In response to the committee’s request, my testimony today presents my analysis of health insurance enrollment data and trends since the major components of the Affordable Care Act (ACA) took effect at the beginning of 2014.
Various analyses have attempted to measure the effects of the ACA on health insurance coverage. However, almost all of those analyses report estimates derived from government or private surveys. Yet, even well-constructed surveys have their limitations and, at best, can offer only approximate answers. The data I am presenting today are “administrative data,” meaning the enrollment figures reported by public programs and private insurers.
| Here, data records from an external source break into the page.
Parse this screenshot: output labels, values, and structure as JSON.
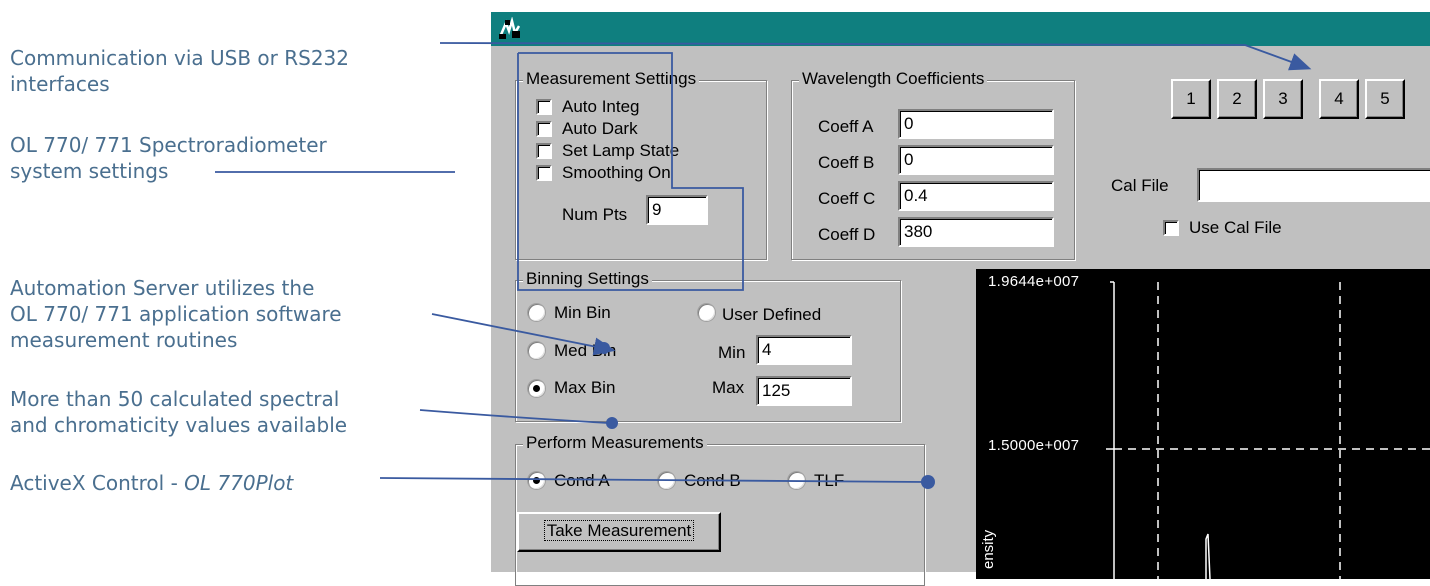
{
  "annotations": [
    {
      "line1": "Communication via USB or RS232",
      "line2": "interfaces"
    },
    {
      "line1": "OL 770/ 771 Spectroradiometer",
      "line2": "system settings"
    },
    {
      "line1": "Automation Server utilizes the",
      "line2": "OL 770/ 771 application software",
      "line3": "measurement routines"
    },
    {
      "line1": "More than 50 calculated spectral",
      "line2": "and chromaticity values available"
    },
    {
      "prefix": "ActiveX Control - ",
      "emphasis": "OL 770Plot"
    }
  ],
  "window": {
    "titlebar_color": "#0f7f7f",
    "measurement_settings": {
      "title": "Measurement Settings",
      "checkboxes": [
        {
          "label": "Auto Integ",
          "checked": false
        },
        {
          "label": "Auto Dark",
          "checked": false
        },
        {
          "label": "Set Lamp State",
          "checked": false
        },
        {
          "label": "Smoothing On",
          "checked": false
        }
      ],
      "num_pts_label": "Num Pts",
      "num_pts_value": "9"
    },
    "wavelength_coefficients": {
      "title": "Wavelength Coefficients",
      "rows": [
        {
          "label": "Coeff A",
          "value": "0"
        },
        {
          "label": "Coeff B",
          "value": "0"
        },
        {
          "label": "Coeff C",
          "value": "0.4"
        },
        {
          "label": "Coeff D",
          "value": "380"
        }
      ]
    },
    "number_buttons": [
      "1",
      "2",
      "3",
      "4",
      "5"
    ],
    "cal_file_label": "Cal File",
    "cal_file_value": "",
    "use_cal_file_label": "Use Cal File",
    "binning_settings": {
      "title": "Binning Settings",
      "options": [
        {
          "label": "Min Bin",
          "selected": false
        },
        {
          "label": "Med Bin",
          "selected": false
        },
        {
          "label": "Max Bin",
          "selected": true
        },
        {
          "label": "User Defined",
          "selected": false
        }
      ],
      "min_label": "Min",
      "min_value": "4",
      "max_label": "Max",
      "max_value": "125"
    },
    "perform_measurements": {
      "title": "Perform Measurements",
      "options": [
        {
          "label": "Cond A",
          "selected": true
        },
        {
          "label": "Cond B",
          "selected": false
        },
        {
          "label": "TLF",
          "selected": false
        }
      ],
      "button_label": "Take Measurement"
    },
    "plot": {
      "ytick_top": "1.9644e+007",
      "ytick_mid": "1.5000e+007",
      "ylabel": "ensity"
    }
  }
}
The principal coverage provisions of the ACA consist of offering income-related subsidies for individual-market-coverage purchase through the new exchanges and the expansion of Medicaid eligibility. Consequently, my analysis focuses on the data from the sectors affected by those provisions. Those sectors are the private-coverage markets for: (1) individual (or, non-group) health insurance; (2) fully insured employer-group health insurance; (3) self-insured employer-group health insurance; and (4) Medicaid and the Children’s Health Insurance Program (CHIP) coverage.
For all four sectors, the data are for individuals enrolled in “comprehensive” or “full-benefit” coverage. Private market data are from annual and quarterly reports that insurers are required to file with state insurance regulators, while Medicaid and CHIP data are from reports published by the Centers for Medicare and Medicaid Services (CMS), based on program reporting by states to the CMS.
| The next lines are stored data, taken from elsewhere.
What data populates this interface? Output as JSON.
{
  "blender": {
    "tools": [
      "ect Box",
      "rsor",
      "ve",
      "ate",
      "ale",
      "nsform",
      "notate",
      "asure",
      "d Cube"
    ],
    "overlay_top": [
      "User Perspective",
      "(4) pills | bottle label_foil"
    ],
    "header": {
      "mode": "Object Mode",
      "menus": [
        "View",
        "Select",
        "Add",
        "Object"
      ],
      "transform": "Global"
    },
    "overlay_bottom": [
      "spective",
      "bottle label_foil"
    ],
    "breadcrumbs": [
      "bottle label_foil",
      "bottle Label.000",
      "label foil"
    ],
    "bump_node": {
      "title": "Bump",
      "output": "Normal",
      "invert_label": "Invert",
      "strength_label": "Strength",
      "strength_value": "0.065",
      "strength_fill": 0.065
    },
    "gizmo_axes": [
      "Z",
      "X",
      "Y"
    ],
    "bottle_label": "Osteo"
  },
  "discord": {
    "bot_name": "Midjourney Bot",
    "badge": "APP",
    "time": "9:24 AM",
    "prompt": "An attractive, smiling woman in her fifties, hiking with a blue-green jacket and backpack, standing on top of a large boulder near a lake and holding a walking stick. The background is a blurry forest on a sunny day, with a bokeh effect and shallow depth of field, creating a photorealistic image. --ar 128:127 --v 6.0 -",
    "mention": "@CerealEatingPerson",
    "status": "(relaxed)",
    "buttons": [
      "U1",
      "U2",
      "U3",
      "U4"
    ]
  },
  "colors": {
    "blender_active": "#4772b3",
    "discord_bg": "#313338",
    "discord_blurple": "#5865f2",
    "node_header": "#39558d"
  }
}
For the two-year period of 2014 and 2015, enrollment in individual-market policies increased by 5.9 million individuals, from 11.8 million individuals at the end of 2013 to almost 17.7 million at the end of 2015.
For the employer-group-coverage market, enrollment in fully insured plans dropped by 7.6 million individuals, from 60.6 million individuals at the end of 2013 to 53 million as of the end of 2015. During the same two years, enrollment in self-insured employer plans increased by 4 million individuals, from 100.6 million in 2013 to 104.6 million in 2015.
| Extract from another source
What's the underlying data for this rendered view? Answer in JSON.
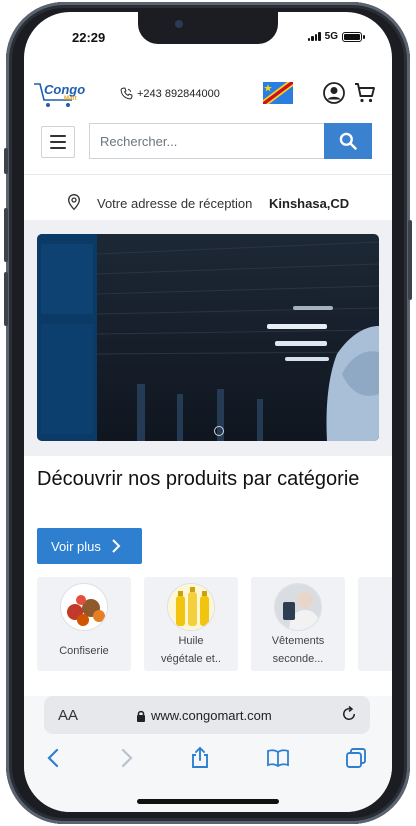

The combined effect of the changes in individual-market and employer-group coverage resulted in a net increase in private-sector coverage of 2.3 million individuals during the two-year period.
Net Medicaid and CHIP enrollment over the two years grew by almost 12 million individuals, from 60.9 million at the end of 2013 to 72.7 million at the end of 2015. In those states that adopted the ACA Medicaid expansion, enrollment increased by 10.4 million, while in the states that did not adopt the expansion enrollment increased by 1.4 million individuals.
Thus, for the two-year period the combined enrollment increase in both private and public coverage was just over 14 million individuals—with 84 percent of that increase attributable to the ACA Medicaid expansion.
Three coverage segments experienced significant change in 2014, but in all three the rate of change considerably diminished in 2015. Enrollment in the individual market grew by 40 percent in 2014 and by an additional 7 percent in 2015. Enrollment in fully insured employer-group plans declined by 11 percent in 2014 and by a further 2 percent in 2015. For the states that adopted the ACA Medicaid expansion, Medicaid and CHIP enrollment increased by 23 percent in 2014 and by 4 percent in 2015. Three states (Alaska, Indiana, and Pennsylvania) implemented the Medicaid expansion in 2015, and Medicaid enrollment growth in those states accounted for 28 percent of all expansion of state Medicaid enrollment growth in 2015 (or just over 1 percentage point of the 4 percentage point growth in expansion states).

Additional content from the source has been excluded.